Last week, I took the click-bait on a blogTO article on “the most and least expensive neighbourhoods in Toronto”. Written by Lauren O’Neil and drawing extensively on analysis by Scott Ingram, the article was a sobering read.
When it comes to the most expensive neighbourhoods, the names are familiar and easy to guess: the Bridle Path, Lawrence Park, Rosedale, Forest Hill…the usual suspects. Less familiar to many are the “least expensive neighbourhoods”. I recognized many of the neighbourhoods as areas from which we at Habitat for Humanity GTA receive homeownership applications. Mount Denis. Black Creek. Malvern. Dorset Park. Weston. Woburn. Many of these are neighbourhoods in which Habitat GTA has built new communities.
These “least expensive neighbourhoods” can now also be defined as pretty much unaffordable for most first-time home buyers who are pursuing a dream of homeownership without help from “the bank of mom and dad”.
In 2020, the average price of a detached home in the Toronto’s fifteen “least expensive” neighbourhoods was $854,000. That was last year. Average prices in these same 15 neighbourhoods as of the first quarter of 2021 had jumped another 17%. Result: the average price of a detached home in Toronto’s “least expensive neighbourhoods” now sits at $1,003,000 — and the rate of increase shows no sign of slowing down.
Which leads to the question: who are the people buying these $1 million “least expensive” homes? Based on the neighbourhood profiles produced by the City of Toronto, it is highly unlikely that the buyers are current residents of these neighbourhoods.
Barely one generation ago, in 2001, an average detached home in these same neighbourhoods sold for $186,900. In 2001, median family incomes in these neighbourhoods stood at $46,200 — a 4x multiplier between income and home prices. Owning a home was possible if you lived in this neighbourhood and worked hard.
Today, these 15 neighbourhoods reflect some of Toronto’s most diverse communities, with a combined population that is 70% visible minorities, 56% immigrants and 8% newcomers to Canada within the last five years. The jump to $1 million homes represents more than a five-fold increase in the price of a home in these “least expensive” neighbourhoods in just twenty years. Family incomes in these neighbourhoods have plodded along barely keeping up to inflation. Moreover, the gap between median family incomes in these neighbourhoods and the median family incomes for Toronto overall has widened from being 18% below the City median in 2001 to 25% below in 2021.
Today’s families in these neighbourhoods are looking at an income to home price multiplier that average 14 and are as high as 22 in the Oakridge neighbourhood, south of Warden and St. Clair. Median family income levels across the 15 neighbourhoods would only be able to qualify for a $250,000 mortgage.
Thus, chances are good that new homeowners in these neighbourhoods will not be current residents. It’s more likely they will be young, upwardly mobile families relocating from downtown condos or elsewhere. And, given the skyrocketing price of homeownership, no doubt a large number of these new homeowners will have had help from parents who have been able to leverage wealth built in their own homes over the extraordinary twenty-plus years of escalating real estate values.

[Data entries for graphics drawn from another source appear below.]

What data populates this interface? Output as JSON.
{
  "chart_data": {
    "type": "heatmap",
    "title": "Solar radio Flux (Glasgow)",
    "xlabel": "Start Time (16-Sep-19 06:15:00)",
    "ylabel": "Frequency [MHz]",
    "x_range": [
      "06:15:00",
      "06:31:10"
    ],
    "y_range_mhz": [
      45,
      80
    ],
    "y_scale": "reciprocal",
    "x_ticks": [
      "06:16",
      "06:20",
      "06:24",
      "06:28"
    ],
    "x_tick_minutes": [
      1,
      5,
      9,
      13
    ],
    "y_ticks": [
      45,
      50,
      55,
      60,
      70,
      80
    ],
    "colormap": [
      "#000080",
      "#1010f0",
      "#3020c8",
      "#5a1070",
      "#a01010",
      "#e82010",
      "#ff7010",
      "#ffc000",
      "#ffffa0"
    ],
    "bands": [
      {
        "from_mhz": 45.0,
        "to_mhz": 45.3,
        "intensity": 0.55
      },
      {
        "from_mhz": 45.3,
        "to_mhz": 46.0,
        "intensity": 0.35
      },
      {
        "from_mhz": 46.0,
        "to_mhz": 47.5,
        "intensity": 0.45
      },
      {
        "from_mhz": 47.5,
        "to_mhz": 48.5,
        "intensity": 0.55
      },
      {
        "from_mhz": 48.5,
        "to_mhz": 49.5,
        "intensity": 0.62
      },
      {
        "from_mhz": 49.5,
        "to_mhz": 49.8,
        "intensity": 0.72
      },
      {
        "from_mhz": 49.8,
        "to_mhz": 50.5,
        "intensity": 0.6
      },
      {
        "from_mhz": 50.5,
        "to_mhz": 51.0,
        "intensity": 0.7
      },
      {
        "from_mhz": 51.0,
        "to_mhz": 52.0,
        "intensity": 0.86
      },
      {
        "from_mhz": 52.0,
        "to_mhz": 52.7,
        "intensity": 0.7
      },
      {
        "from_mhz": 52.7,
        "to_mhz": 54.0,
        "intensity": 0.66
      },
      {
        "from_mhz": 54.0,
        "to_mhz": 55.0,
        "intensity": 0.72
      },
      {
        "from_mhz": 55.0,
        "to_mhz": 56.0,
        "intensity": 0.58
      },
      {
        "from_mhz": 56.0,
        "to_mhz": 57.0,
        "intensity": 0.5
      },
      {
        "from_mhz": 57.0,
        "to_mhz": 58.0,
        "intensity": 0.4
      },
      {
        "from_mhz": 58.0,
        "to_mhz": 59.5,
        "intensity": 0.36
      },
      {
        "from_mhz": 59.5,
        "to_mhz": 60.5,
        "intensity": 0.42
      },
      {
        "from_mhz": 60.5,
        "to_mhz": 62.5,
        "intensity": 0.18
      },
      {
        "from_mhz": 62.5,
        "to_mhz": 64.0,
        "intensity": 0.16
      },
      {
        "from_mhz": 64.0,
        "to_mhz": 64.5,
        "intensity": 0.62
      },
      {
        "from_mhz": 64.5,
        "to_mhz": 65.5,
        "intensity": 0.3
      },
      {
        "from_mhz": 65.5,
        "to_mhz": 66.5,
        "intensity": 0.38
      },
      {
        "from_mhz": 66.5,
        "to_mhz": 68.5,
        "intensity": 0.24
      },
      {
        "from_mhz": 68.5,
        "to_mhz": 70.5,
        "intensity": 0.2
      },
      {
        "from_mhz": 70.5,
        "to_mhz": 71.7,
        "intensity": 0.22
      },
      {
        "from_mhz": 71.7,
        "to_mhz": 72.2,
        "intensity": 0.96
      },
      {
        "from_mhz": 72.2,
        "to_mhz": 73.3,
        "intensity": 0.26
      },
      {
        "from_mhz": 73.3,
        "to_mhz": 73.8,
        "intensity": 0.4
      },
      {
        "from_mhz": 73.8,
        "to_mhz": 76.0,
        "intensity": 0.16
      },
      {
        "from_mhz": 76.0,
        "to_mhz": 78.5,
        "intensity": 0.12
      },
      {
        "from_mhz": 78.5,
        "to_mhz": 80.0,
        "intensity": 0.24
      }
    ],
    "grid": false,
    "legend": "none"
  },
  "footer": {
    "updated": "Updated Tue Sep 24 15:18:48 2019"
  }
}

What does all this mean for the future shape of these “least expensive” neighbourhoods and of our city and region more broadly? What does it mean that current residents in our “least expensive” neighbourhoods can’t aspire to ever owning their own home in their own neighbourhood — or anywhere in the city they work in? What path are we on as a city when the residents of our most diverse and racialized communities are relegated to a future of rental with limited avenues to build multi-generational wealth?
As challenging and complicated as housing affordability in the GTA is, it is more important than ever that we press harder for solutions. At Habitat for Humanity GTA, we are proud of our track record of helping families defy the odds and realize their dream of building a stronger future for their children through homeownership. We are committed to collaborating with the many other smart minds that are leaning into these critical questions facing our city and region. And, we’ll keep sharing our ideas for how to build a better GTA for everyone, and make our “least expensive neighbourhoods” inclusive and attainable for more of our city’s residents.
 The data used in the Scott Ingram analysis was based on detached homes. Increasingly, there are other family-sized units available in denser build forms like townhomes, stacked towns, midrise and highrise — all at price points somewhat below detached homes — but nonetheless well out of reach of households in the 15 “least expensive” neighbourhoods.
 For this analysis, we used Median Family Incomes rather than Median Household Incomes. Rationale was that our interest is on how attainable it is for families to be able to buy homes. In addition, the data referenced in the blogTO article on which this article is based related to detached homes which, in general, are purchased by families.